Stage 16: Bourg-de-Péages to Gap

Gap Landscape

Last Stop Before the Alps!

The Tour takes us over some well-traveled roads in Stage 16.  This area, known as the Gateway to the Alps, has witnessed history dating back to the Neolithic Period.  Through the ages it has been home to groups as diverse as the Romans, the Knights Templar, and Napoleon I, who made Gap his home for an extended period.  Our riders probably feel like war-weary soldiers at this point as well.

After suffering through the torture of the Pyrénées, the peloton has survived a couple of surprisingly difficult transition stages the past few days.  There is, however, one more to go before the rest day on Tuesday.  Stage 16 is a bit tricky because at first glance it seems like a no-brainer for the sprinters seeking one last moment of glory, before the Alps leave them clinging to the back of the peloton.  But it’s a rather long stage with two Cat 2 climbs, one of which comes at the very end of the day, and measures a grizzly 1,268 meters!

Anyone hoping to taste victory today will have to have legs fresh enough to haul him over the Col de Manse at the head of the main group in order to set up a successful sprint finish.  Tall order!  My pick for the stage win today is a man who can do it all – climb, sprint (and ride a wheelie uphill)  – Peter Sagan.  He’s always in the mix at the finish line, perhaps today is his day.  As for the yellow jersey, I think Chris Froome will hold onto it until someone launches a savage attack against him (not likely until the riders are atop the Alps.)

The Northern Rhône

Syrah GrapesThis week, the Tour slips in and out of the Northern Rhône Valley, my personal favorite region of France.  Syrah a.k.a.
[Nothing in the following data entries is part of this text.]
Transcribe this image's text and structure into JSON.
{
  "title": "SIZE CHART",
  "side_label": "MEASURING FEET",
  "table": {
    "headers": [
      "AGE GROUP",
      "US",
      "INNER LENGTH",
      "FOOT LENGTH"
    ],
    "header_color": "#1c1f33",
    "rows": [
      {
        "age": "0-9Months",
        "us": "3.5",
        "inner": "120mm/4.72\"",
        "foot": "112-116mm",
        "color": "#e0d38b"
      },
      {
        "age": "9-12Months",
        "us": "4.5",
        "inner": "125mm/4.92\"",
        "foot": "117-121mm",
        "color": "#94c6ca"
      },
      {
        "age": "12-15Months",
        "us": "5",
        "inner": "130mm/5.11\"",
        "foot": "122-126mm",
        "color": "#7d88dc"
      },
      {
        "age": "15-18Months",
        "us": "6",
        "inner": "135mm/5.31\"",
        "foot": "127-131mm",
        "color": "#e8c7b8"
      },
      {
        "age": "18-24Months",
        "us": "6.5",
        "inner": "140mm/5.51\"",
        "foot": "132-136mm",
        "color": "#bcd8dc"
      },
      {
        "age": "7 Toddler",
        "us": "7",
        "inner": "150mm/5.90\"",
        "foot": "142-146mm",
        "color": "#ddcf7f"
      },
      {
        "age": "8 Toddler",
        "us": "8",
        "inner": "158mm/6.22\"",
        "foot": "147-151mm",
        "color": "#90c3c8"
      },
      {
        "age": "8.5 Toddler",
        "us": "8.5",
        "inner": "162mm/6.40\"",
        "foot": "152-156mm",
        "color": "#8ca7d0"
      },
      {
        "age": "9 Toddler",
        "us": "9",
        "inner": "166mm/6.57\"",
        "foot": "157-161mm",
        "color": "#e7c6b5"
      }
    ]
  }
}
Shiraz (see photo left) is the king of red grapes here, finding the warm climate and high, granite cliffs much to its liking.  The grapes are tended by hand as the steep slopes on which they are planted preclude harvesting by machine.  It is back-breaking work that results in some of the most beautiful wines in the world.

Hermitage CotePerhaps the most famous parcel in the Northern Rhône is Hermitage (see photo right), whose imposing, blackberry-scented wines were sometimes used to pump up the volume in the wines of Bordeaux (a practice that endured until the mid-19th century.)  The area under vine is startlingly small (320 acres), with the entire appellation about the size of a chateau in other regions.   With such a small footprint, harvest and production here remain a fraction of the average in most places, which translates into high price tags.  Not that these wines aren’t worthy:  a well-aged Hermitage has a depth of flavor matched by few other wines.  But with prices in the triple digits, they are special treats for most of us.

Luckily there is a solution for those of us who lack either the funds or the patience to buy and age an artisanal Hermitage.  Just outside the tightly prescribed area of Hermitage lies a much larger region called Crozes-Hermitage.  Wines made here are tailor-made for early drinking, with a blackberry fruit profile that hints at the esteemed wines grown just up the slope, and at a fraction of the price.

Stay tuned for info on some other Northern Rhône wines, one of which is white (and the reason I fell in love with wine!)

Northern Rhône Take Two:  The First Vines Planted in Gaul  –  Côte-Rôtie

Cote Rotie SlopesAt the very top of the Rhône Valley lies an intriguing area known as Côte-Rôtie (see photo left), which translates loosely as “roasted slope.”  The name is apt, given that the vines grow on terraces etched into slabs of granite that rise almost perpendicularly from the banks of the Rhône River.  They face southeast to take advantage of the abundant sunshine, and are thus protected from the cold winds that can descend from the north.  As in Hermitage, grapes grown here must be harvested by hand, and it is difficult work.

Viognier GrapesSyrah reigns supreme in Côte-Rôtie, but rules here allow for a slightly different formula in producing the wine.  Whereas in most of the Northern Rhône, red wines must be made from Syrah only, Côte-Rôtie wines may include as much as 20% Viognier (see photo right), a fragrant white grape, in the blend.  It is a distinction that plays out in in the wines of two of the most prominent areas of Côte-Rôtie, the Côte Blonde and the Côte Brune.  At the risk of over-simplifying, wines from the Côte Blonde are traditionally softer and more feminine in style.  This can be attributed in part to the soil composition, which tends toward granite and sand here.  Grapes from the Côte Brune grow in heavier soil that contains clay and iron, lending additional intensity and structure to these wines.

Another factor is the addition of Viognier to the wines of the Côte Blonde, which helps round out the profile of the Syrah, which can be intense, tannic, and peppery.  Wines made in the Côte Brune generally do not include Viognier in the blend, leaving them as beautiful symbols of Syrah’s raw power.

Modern winemakers the world over are experimenting with the Syrah-Viognier combination, with great results.  In Australia, d’Arenberg Winery in McLaren Vale has created a signature Côte-Rôtie-style blend called Laughing Magpie.  Put it up against a wine from one of the Côtes and see what you think.  Enjoy!